The plan’s “cost?” Around $12 billion.
To offset this “lost” revenue, Rucho is proposing to raise the state’s combined state and local sales tax limit from 6.75 percent to 8.05 percent – and apply that rate to dozens of items which are currently exempted from the sales tax (including groceries).
The “take?” Around $12.9 billion.
Wait … does that make this a $900 million tax hike? Pretty much …
This website has made no bones about its support for income tax relief. We believe it is the absolute best thing a government can do if it wants to raise income levels, empower the consumer economy, stimulate job creation and encourage capital investment.
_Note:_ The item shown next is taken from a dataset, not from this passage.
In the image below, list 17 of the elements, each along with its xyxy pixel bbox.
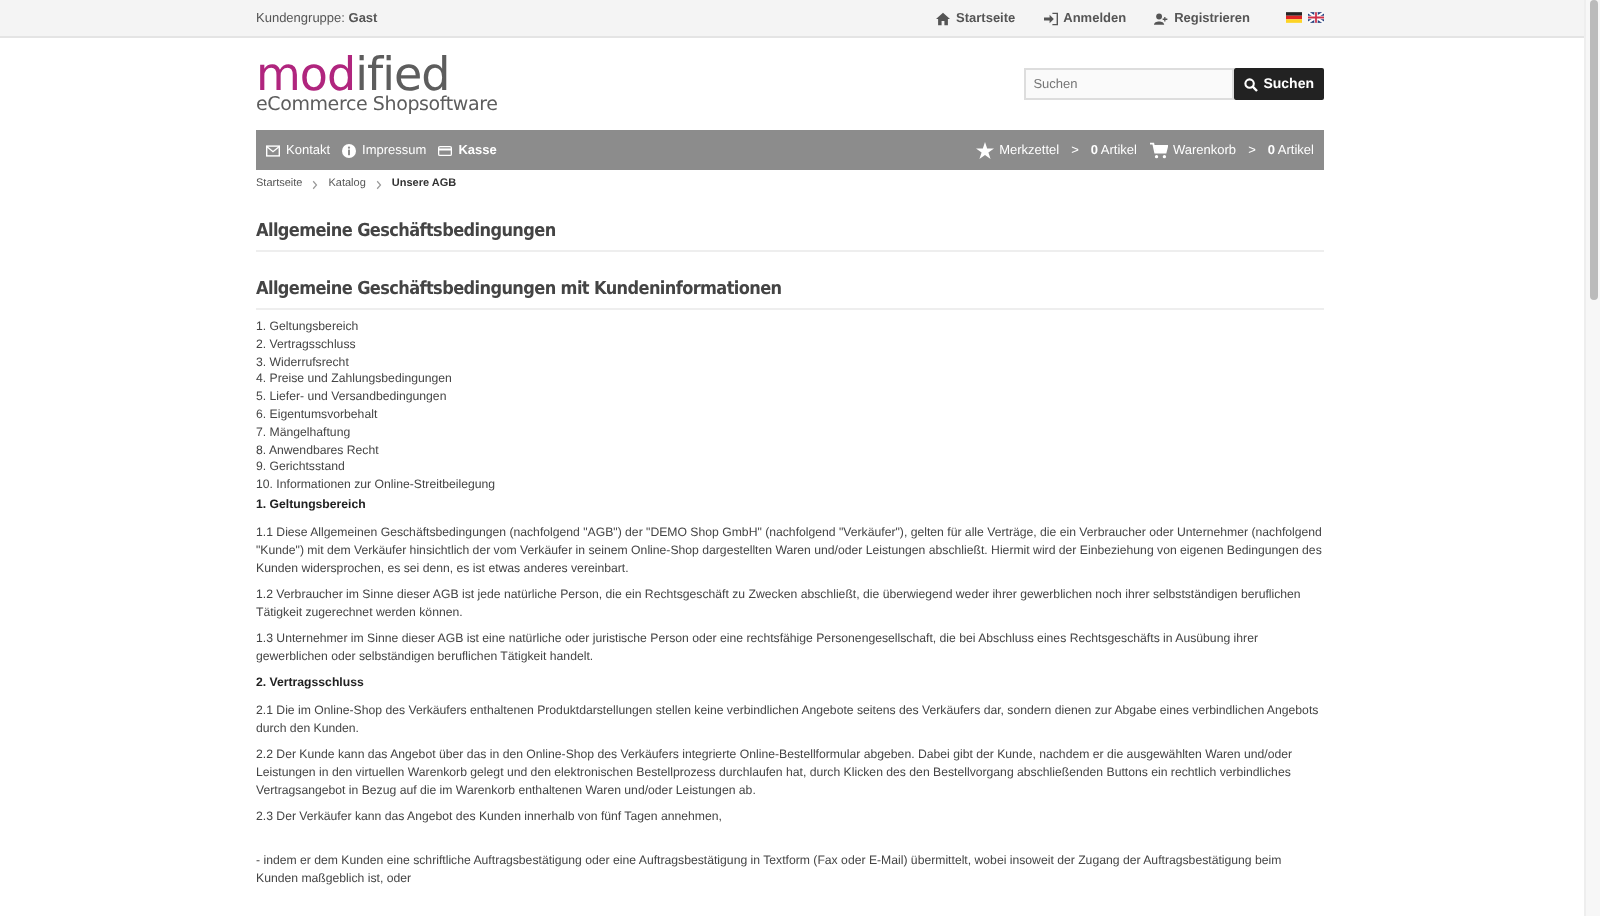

But politicians dilute – or completely lose – this stimulative effect when they raise taxes as part of a “swap.” Just look at the disastrous effects of the 2006 property tax-sales tax swap in South Carolina.
Economic growth isn’t achieved by shifting a tax burden … it is achieved by reducing one.
Sadly politicians – especially “Republican” ones – are slaves to the doctrine of revenue neutrality, which maintains tax relief occurs in a vacuum and every dollar worth of tax cuts must be “paid for” with a corresponding tax hike. Or absent these offsetting hikes, they propose ridiculously small cuts with absolutely no stimulative value …
Whatever North Carolina winds up doing, South Carolina must pay very close attention (which lamentably isn’t our strong suit). Changes to the tax code in our neighboring state will have a direct impact on our economy (particularly in the eleven counties which border North Carolina) – and our leaders must be on the lookout for risks as well as potential competitive advantages.